Attention Pattern Analysis

RoPE Analysis

RoPE Analysis

Deep Response and Input Sequence Token Analysis

Token Analysis

Requirements

  • Mac with Apple Silicon (M1, M2, M3, M4, or later)
  • macOS 15.0+ (Sequoia or later recommended)
  • 8GB+ unified memory (16GB+ recommended for larger models, 32GB+ for 30B+ models)

Installation

pip install mlxlmprobe

To upgrade:

pip install --upgrade mlxlmprobe

From Source

git clone https://github.com/scouzi1966/MLXLMProbe.git
cd MLXLMProbe
pip install -r requirements.txt
streamlit run mlxlmprobe.py

Quick Start

  1. Run mlxlmprobe - the UI opens in your browser at http://localhost:8501
  2. Select a model from the sidebar (or enter a HuggingFace model ID)
  3. Enter a prompt and click "Run Probe"
  4. Explore the analysis tabs

Load a Model

Option A: Use the sidebar to enter a HuggingFace model ID

Popular MLX models from mlx-community:

  • mlx-community/gpt-oss-20b-MXFP4-Q8 (TESTED)
  • mlx-community/Llama-3.2-3B-Instruct-4bit (small, fast)
  • mlx-community/Mistral-7B-Instruct-v0.3-4bit (good quality)
  • mlx-community/Mixtral-8x7B-Instruct-v0.1-4bit (MoE model)
  • mlx-community/Qwen2.5-7B-Instruct-4bit (multilingual)
  • mlx-community/DeepSeek-R1-Distill-Qwen-7B-4bit (reasoning model)

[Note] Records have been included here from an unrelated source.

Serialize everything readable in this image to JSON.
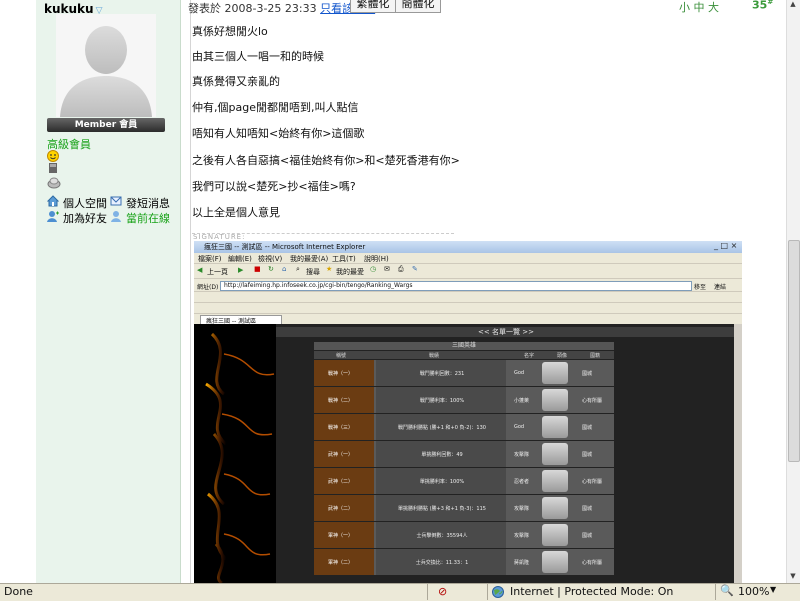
{
  "user": {
    "name": "kukuku",
    "member_label": "Member 會員",
    "rank": "高級會員",
    "actions": [
      "個人空間",
      "發短消息",
      "加為好友",
      "當前在線"
    ]
  },
  "post": {
    "posted_at": "發表於 2008-3-25 23:33",
    "author_only": "只看該作者",
    "tabs": [
      "繁體化",
      "簡體化"
    ],
    "font_sizes": "小 中 大",
    "floor": "35",
    "lines": [
      "真係好想閒火lo",
      "由其三個人一唱一和的時候",
      "真係覺得又亲亂的",
      "仲有,個page閒都閒唔到,叫人點信",
      "唔知有人知唔知<始終有你>這個歌",
      "之後有人各自惡搞<福佳始終有你>和<楚死香港有你>",
      "我們可以說<楚死>抄<福佳>嗎?",
      "以上全是個人意見"
    ],
    "signature_label": "SIGNATURE:"
  },
  "embedded": {
    "window_title": "瘋狂三國 -- 測試區 -- Microsoft Internet Explorer",
    "menu": [
      "檔案(F)",
      "編輯(E)",
      "檢視(V)",
      "我的最愛(A)",
      "工具(T)",
      "說明(H)"
    ],
    "toolbar_labels": [
      "上一頁",
      "搜尋",
      "我的最愛"
    ],
    "address_label": "網址(D)",
    "address_url": "http://lafeiming.hp.infoseek.co.jp/cgi-bin/tengo/Ranking_Wargs",
    "go_label": "移至",
    "link_label": "連結",
    "tab_label": "瘋狂三國 -- 測試區",
    "header": "<< 名單一覽 >>",
    "subheader": "三國英雄",
    "columns": [
      "稱號",
      "戰績",
      "名字",
      "頭像",
      "國籍"
    ],
    "rows": [
      {
        "title": "戰神（一）",
        "record": "戰鬥勝利回數：231",
        "name": "God",
        "nation": "國城"
      },
      {
        "title": "戰神（二）",
        "record": "戰鬥勝利率：100%",
        "name": "小蓬萊",
        "nation": "心有所屬"
      },
      {
        "title": "戰神（三）",
        "record": "戰鬥勝利勝點 (勝+1 和+0 負-2)：130",
        "name": "God",
        "nation": "國城"
      },
      {
        "title": "武神（一）",
        "record": "單挑勝利回數：49",
        "name": "攻擊隊",
        "nation": "國城"
      },
      {
        "title": "武神（二）",
        "record": "單挑勝利率：100%",
        "name": "忍者者",
        "nation": "心有所屬"
      },
      {
        "title": "武神（二）",
        "record": "單挑勝利勝點 (勝+3 和+1 負-3)：115",
        "name": "攻擊隊",
        "nation": "國城"
      },
      {
        "title": "軍神（一）",
        "record": "士兵撃倒數：35594人",
        "name": "攻擊隊",
        "nation": "國城"
      },
      {
        "title": "軍神（二）",
        "record": "士兵交換比：11.33：1",
        "name": "蔣凱隆",
        "nation": "心有所屬"
      }
    ]
  },
  "status": {
    "left": "Done",
    "zone": "Internet | Protected Mode: On",
    "zoom": "100%"
  }
}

Option B: Specify model on command line

mlxlmprobe -- --model mlx-community/Llama-3.2-1B-Instruct-4bit

Option C: Use a local model path

mlxlmprobe -- --model /path/to/your/mlx-model

Usage Guide

Basic Workflow

  1. Enter a prompt in the text area
  2. Click "Run Probe" to generate and analyze
  3. Explore tabs: Layer Activations, FFN Analysis, Tokens, Embeddings, Logits, etc.
  4. For MoE models: Check the "MoE Routing" tab for expert analysis

Understanding MoE Visualizations

For Mixture-of-Experts models (like Mixtral), the MoE tab shows:

  • Top-K Expert Weights: Stacked bars showing which experts were selected

    • 🟡 Gold = Top-1 (highest weight)
    • 🟣 Magenta = Top-2
    • 🔵 Cyan = Top-3
    • 🟠 Orange = Top-4
    • Bar length = router probability assigned to that expert
    • Labels inside bars = Expert ID (E0, E1, etc.)
  • Expert Load: How many tokens each expert processed

  • Router Probabilities: Heatmap of all expert weights

Command Line Options

mlxlmprobe -- --help

Options:
  --model PATH         Path or HuggingFace ID of MLX model
  --port PORT          Streamlit port (default: 8501)
  --max-tokens N       Maximum tokens to generate (default: 100)
  --max-context N      Maximum context length (default: model's max)

Keyboard Shortcuts

  • Ctrl+Enter / Cmd+Enter - Run probe
  • R - Refresh page

Troubleshooting

"No module named 'mlx'"

MLX only works on Apple Silicon Macs. Verify with uname -m (should be arm64).

Model download fails

  • Check internet connection
  • Verify the model ID exists on HuggingFace
  • Try a smaller model first

Out of memory

  • Try a smaller/more quantized model (4bit instead of 8bit)
  • Reduce max tokens to generate
  • Close other applications

Streamlit won't start

# Kill any existing Streamlit processes
pkill -f streamlit

# Try a different port
mlxlmprobe --server.port 8502

How It Works

MLXLMProbe intercepts the forward pass of transformer models to capture:

  1. Embeddings: Initial token representations
  2. Layer Outputs: Hidden states after each transformer block
  3. FFN/MoE Activations: Gate values and expert routing decisions
  4. Final Logits: Output distribution over vocabulary
  5. Per-token Alternatives: What other tokens were considered

These are visualized using Plotly for interactive exploration.

License

MIT License - see LICENSE file for details.

Acknowledgments

  • Built on MLX by Apple
  • Uses mlx-lm for model loading
  • Inspired by transformer interpretability research

Contributing

This is a work in progress. Issues and PRs welcome!

Project details


Download files

Download the file for your platform. If you're not sure which to choose, learn more about installing packages.

Source Distribution

mlxlmprobe-0.1.5.tar.gz (2.2 MB view details)

Uploaded Source

Built Distribution

If you're not sure about the file name format, learn more about wheel file names.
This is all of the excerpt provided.